1.3 THERMOREGULATION
1.3.1 TOO HOT
1.3.1.1 SWEATING: sweat glands in the skin release more sweat when we get too hot. This evaporates, removing heat energy from the skin.
1.3.1.2 VASODILATION: Blood vessels leading to the skin capillaries become wider (dilate) allowing more blood to flow through the skin, and more heat to be lost.
1.3.2 TOO COLD
1.3.2.1 MUSCLE CONTRACTION: muscles contract rapidly and we shiver when we're cold. These contractions need energy from respiration, and some of this is released as heat.
1.3.2.2 VASOCONSTRICTIONS - blood vessels leading to the skin capillaries become narrower (constrict) letting less blood flow through the skin and conserving heat in the body.
1.3.2.3 The hairs on the skin also help to control body temperature. The hairs trap a layer of air above the skin, which helps to insulate the skin against heat loss
1.3.3 EPIDERMIS: This is the first layer of the skin and consists of the dead cells that stop water loss.
1.3.4 HYPODERMIS: This is the third and fattiest layer of the skin. It insulates the body against heat loss and is a store for energy.
1.3.5 DERMIS: This is the middle layer of the skin which contains the sensory receptors and is the location of the sweat glans as well as hair follicles and many small blood vessels
2 EXCRETION: It is the process by which waste products of metabolism are removed from the body
2.1 NITROGENOUS WASTE: These are waste substances that contain the element nitrogen. Example: Urea and Ammonia
2.2 THE URINARY SYSTEM
2.2.1 THE BLADDER: A muscular bag that stores urine.
2.2.1.1 URETHRA: A tube connected to the bladder which leads to the outside.

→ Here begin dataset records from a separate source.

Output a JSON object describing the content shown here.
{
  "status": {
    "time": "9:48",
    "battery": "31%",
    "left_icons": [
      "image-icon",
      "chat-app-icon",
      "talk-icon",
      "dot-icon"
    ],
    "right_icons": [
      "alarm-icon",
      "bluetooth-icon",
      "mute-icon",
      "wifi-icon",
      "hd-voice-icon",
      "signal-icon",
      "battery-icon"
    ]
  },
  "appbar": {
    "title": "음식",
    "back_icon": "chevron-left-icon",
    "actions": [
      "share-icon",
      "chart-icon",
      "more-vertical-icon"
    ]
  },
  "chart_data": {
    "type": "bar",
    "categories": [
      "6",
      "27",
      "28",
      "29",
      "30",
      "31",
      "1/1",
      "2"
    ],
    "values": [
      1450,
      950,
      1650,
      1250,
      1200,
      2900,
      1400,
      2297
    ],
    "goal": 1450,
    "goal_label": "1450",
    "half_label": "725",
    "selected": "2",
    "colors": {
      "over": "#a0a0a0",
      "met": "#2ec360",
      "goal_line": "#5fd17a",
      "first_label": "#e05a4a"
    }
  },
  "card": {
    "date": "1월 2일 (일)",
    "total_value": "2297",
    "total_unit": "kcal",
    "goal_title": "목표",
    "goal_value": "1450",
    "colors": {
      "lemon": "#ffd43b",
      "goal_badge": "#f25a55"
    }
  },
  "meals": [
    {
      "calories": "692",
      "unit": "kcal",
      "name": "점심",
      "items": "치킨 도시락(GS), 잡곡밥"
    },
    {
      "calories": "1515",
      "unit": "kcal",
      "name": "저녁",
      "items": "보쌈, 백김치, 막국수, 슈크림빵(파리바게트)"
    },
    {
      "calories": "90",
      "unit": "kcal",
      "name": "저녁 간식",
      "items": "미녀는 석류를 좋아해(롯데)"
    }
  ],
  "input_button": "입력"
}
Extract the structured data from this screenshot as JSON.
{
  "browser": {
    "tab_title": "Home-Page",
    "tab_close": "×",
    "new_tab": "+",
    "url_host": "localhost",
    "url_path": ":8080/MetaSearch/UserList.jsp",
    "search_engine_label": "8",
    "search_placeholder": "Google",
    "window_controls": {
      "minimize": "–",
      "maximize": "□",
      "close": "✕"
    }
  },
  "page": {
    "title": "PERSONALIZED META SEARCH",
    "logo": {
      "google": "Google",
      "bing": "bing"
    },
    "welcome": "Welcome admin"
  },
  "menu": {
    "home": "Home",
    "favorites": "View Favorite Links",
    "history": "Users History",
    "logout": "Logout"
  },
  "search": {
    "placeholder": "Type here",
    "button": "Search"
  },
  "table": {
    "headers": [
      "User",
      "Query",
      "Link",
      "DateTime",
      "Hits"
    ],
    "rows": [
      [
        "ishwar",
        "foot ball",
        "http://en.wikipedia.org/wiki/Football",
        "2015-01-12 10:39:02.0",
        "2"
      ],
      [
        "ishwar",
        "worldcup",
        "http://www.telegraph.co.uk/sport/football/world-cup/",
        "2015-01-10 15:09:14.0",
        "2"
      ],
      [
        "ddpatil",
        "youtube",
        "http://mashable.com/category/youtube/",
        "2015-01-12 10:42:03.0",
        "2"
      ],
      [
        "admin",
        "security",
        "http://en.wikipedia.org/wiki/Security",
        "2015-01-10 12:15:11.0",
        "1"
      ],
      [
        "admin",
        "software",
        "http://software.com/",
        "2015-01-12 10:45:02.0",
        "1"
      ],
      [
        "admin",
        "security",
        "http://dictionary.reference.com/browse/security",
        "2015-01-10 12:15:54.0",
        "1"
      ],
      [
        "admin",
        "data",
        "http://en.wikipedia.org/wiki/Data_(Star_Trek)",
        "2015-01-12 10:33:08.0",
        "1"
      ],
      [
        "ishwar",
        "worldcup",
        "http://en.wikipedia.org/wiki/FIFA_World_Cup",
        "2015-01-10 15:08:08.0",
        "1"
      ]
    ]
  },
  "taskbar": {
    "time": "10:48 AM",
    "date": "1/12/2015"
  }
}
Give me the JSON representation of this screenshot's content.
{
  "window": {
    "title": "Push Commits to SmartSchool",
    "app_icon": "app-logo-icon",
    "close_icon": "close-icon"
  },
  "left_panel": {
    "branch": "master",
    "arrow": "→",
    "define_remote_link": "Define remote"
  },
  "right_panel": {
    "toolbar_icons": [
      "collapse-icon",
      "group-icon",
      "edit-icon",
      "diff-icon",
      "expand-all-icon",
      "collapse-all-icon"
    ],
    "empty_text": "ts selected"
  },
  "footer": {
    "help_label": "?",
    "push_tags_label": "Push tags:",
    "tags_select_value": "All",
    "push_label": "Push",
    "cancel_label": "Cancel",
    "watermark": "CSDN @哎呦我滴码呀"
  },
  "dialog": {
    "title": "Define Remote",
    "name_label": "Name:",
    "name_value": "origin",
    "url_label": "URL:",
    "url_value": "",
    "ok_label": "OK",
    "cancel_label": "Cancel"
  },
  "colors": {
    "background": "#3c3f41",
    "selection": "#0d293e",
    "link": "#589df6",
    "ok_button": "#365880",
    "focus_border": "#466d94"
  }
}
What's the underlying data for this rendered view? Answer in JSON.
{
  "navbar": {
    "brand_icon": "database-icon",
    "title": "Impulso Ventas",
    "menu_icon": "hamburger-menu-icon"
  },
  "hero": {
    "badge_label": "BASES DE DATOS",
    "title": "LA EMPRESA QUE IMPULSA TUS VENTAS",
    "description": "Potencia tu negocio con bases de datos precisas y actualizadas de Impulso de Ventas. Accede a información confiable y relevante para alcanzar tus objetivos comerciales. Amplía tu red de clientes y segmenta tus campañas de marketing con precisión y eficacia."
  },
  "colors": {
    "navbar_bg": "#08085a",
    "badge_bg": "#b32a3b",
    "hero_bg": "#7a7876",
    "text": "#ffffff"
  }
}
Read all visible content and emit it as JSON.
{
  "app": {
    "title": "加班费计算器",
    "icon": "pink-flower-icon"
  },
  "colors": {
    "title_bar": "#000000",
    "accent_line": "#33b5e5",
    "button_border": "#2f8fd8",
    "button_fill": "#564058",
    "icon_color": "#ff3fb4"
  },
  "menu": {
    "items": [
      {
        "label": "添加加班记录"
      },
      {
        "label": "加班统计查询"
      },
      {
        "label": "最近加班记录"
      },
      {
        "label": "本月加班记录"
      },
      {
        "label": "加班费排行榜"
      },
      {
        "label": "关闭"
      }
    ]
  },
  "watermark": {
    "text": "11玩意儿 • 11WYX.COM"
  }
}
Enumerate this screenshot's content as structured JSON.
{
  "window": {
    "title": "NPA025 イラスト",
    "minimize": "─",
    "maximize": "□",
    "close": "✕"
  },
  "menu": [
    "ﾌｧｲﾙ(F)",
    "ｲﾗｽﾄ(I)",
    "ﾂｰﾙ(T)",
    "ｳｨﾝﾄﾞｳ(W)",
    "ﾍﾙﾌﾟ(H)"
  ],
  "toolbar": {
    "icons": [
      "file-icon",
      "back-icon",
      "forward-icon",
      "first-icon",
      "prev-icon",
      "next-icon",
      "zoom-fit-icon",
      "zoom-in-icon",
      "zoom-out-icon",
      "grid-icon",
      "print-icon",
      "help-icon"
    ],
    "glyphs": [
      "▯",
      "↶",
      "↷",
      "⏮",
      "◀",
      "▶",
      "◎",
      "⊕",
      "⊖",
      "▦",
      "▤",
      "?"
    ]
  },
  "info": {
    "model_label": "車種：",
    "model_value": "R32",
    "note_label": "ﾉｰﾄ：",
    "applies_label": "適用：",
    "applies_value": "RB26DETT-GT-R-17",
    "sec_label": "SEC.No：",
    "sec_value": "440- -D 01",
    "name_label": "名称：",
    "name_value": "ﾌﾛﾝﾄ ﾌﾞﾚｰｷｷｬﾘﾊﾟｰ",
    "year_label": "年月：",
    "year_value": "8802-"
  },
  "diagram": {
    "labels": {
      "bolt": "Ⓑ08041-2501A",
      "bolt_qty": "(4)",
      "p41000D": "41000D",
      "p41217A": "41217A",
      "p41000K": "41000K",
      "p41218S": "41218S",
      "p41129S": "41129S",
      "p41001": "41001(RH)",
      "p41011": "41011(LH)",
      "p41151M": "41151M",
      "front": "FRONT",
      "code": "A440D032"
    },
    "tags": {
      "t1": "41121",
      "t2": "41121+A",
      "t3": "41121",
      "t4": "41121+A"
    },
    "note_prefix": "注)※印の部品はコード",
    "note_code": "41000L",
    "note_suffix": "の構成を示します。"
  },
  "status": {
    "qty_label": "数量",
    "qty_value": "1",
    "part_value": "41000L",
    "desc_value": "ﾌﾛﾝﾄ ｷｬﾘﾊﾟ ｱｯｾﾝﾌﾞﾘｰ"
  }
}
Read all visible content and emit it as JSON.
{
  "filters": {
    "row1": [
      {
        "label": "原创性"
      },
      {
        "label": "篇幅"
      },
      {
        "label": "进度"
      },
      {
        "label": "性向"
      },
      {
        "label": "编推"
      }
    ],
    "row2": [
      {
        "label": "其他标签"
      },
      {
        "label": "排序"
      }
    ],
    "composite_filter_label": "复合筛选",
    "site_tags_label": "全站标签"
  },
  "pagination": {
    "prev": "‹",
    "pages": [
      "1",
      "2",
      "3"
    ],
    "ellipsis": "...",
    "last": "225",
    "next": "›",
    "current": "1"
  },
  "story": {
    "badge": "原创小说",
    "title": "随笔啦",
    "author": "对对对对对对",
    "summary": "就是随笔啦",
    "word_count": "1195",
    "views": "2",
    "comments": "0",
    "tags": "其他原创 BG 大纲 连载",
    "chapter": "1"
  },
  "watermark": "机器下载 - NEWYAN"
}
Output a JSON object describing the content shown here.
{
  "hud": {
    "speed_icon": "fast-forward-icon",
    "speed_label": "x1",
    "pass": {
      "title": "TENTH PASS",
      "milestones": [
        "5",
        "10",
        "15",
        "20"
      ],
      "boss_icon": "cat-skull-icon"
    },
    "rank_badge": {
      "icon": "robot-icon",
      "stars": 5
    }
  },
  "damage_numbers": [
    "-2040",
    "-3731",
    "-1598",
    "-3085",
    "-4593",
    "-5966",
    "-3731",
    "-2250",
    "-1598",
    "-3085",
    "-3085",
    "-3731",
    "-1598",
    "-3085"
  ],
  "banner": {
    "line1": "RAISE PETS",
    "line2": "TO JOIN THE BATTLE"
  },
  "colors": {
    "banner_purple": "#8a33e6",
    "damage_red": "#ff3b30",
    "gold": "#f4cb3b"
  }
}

2.2.1.1.1 SPHINCTERS: The are two ring-like muscles on the wall of the urethra. They contract to close the urethra and hold back the urine. The lower sphincter muscle is constantly controlled while the upper one is involuntary - it automatically relaxes when the bladder is full
2.2.1.2 URETERS: The two tubes from which urine passes out of the kidneys and into the bladder
2.2.2 THE KIDNEYS: The organ that removes excess organic molecules from the blood
2.2.2.1 THE CORTEX: This is the darker outer region of the kidney
2.2.2.2 THE NEPHRON:
2.2.2.3 THE MEDULLA: This is the middle layer of the kidney
2.2.2.3.1 THE PYRAMIDS: These are the bulges that point inwards towards the concave side of the kidney.
2.2.2.3.1.1 PELVIS: This is where the urine is emptied out by the pyramid through the medulla.
2.2.2.3.1.1.1 URETERS: The two tubes from which urine passes out of the kidneys and into the bladder
2.2.2.4 RENAL ARTERY: This is the artery that supplies blood to both kidneys. This leads straight from the body's main artery i.e. the Aorta.
2.2.2.5 RENAL VEIN: The 'clean' blood passes out through each renal vein to the main vein i.e. the Vena Cava.